Jak dodał prezydent, w Izraelu są grupy Polaków „i to niemałe w tej chwili”. „Z tego co wiem, są grupy polskie na Zachodnim Brzegu Jordanu. To są liczby idące w setkach” – powiedział Duda.
„W tym momencie należy się wstrzymać przed wyjazdami do Izraela i to absolutny apel jest – dopóki sytuacja się nie wyjaśni, a przede wszystkim dopóki nie dojdzie do zaprzestania walk i ataków” – powiedział prezydent.
Duda zapewnił, że polskie służby dyplomatyczne, konsularne robią w tej chwili wszystko co w ich mocy, żeby ustalić miejsce obecności wszystkich naszych obywateli w miarę możliwości. „A po drugie, oczywiście się nimi zaopiekować” – dodał.

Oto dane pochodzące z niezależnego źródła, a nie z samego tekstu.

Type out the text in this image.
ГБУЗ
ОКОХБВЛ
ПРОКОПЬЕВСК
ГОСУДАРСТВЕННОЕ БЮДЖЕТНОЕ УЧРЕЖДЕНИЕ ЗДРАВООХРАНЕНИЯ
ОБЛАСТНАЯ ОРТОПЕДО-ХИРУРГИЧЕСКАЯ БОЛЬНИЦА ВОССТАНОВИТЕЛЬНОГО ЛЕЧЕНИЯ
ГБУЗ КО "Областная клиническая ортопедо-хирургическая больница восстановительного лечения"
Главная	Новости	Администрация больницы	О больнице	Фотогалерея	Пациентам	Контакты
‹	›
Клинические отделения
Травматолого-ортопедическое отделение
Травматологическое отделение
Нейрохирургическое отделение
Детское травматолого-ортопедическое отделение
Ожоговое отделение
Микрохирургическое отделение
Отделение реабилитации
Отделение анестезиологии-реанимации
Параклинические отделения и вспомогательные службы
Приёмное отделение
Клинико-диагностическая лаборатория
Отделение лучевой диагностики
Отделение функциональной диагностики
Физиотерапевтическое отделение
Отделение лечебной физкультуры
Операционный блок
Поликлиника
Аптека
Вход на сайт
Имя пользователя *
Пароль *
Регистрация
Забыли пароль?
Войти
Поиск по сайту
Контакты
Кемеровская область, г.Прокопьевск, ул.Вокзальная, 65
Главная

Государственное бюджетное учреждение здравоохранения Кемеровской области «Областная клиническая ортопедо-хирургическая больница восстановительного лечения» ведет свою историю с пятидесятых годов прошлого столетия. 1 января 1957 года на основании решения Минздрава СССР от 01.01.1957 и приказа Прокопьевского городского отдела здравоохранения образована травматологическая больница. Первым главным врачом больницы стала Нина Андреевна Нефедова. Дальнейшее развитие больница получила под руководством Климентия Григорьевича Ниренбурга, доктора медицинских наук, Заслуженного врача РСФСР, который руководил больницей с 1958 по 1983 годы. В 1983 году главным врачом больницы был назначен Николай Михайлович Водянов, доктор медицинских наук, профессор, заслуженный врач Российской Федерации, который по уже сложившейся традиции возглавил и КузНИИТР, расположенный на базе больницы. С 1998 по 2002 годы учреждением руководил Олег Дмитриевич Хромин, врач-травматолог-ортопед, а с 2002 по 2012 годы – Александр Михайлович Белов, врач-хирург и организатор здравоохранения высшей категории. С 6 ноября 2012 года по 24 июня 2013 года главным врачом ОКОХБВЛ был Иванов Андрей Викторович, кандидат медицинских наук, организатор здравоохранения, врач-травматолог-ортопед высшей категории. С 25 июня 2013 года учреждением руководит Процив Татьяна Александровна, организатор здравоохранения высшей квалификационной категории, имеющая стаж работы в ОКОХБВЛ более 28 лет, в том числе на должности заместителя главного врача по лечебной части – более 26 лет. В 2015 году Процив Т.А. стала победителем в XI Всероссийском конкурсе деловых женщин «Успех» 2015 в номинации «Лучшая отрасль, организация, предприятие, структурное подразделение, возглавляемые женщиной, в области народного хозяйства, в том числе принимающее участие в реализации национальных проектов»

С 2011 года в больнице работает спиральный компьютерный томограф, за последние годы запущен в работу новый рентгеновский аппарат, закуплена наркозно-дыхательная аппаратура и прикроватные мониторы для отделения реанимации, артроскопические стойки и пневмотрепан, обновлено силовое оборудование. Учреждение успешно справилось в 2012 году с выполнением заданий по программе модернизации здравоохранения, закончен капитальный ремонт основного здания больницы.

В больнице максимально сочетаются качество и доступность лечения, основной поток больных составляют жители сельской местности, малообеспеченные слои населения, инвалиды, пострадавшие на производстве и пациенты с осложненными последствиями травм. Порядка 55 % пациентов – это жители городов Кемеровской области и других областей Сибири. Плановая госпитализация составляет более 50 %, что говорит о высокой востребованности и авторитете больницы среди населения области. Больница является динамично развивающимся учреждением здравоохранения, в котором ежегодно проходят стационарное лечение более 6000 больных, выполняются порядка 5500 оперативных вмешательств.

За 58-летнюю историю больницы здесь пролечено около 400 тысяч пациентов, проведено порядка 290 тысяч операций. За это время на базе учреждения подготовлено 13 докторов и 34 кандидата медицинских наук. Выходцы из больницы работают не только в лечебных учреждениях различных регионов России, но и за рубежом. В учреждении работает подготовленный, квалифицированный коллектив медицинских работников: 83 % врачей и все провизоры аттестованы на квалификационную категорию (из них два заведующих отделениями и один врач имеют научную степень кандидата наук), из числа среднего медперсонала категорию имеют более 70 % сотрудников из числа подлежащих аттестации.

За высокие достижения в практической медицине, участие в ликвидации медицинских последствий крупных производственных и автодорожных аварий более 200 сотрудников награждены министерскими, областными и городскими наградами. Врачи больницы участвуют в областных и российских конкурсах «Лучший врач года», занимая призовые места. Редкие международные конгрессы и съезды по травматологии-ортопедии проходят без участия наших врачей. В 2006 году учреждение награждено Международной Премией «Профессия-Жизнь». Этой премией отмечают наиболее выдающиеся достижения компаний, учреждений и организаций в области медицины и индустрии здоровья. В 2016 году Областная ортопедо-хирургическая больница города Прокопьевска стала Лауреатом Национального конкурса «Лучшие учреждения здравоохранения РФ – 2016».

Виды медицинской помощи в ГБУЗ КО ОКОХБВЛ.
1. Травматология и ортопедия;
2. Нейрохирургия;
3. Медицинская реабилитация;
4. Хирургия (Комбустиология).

Jak dodał prezydent, prowadzone są w tej chwili rozmowy i rozważania na temat tego, „w jaki sposób doprowadzić do tego, by obywatele nasi znaleźli się z powrotem w Polsce”.
W sobotę, ok. godz. 6.30 czasu miejscowego (5.30 w Polsce) rozpoczął się atak Hamasu na Izrael. Bojownicy przeniknęli do wielu miast na południu kraju. Izrael został również zaatakowany tysiącami rakiet.
Armia izraelska poinformował w niedzielę rano, że w ośmiu miejscach trwają starcia z bojownikami Hamasu na południu Izraela. O „zażartych walkach” powiadomiło też zbrojne skrzydło Hamasu, Brygady al-Kassama.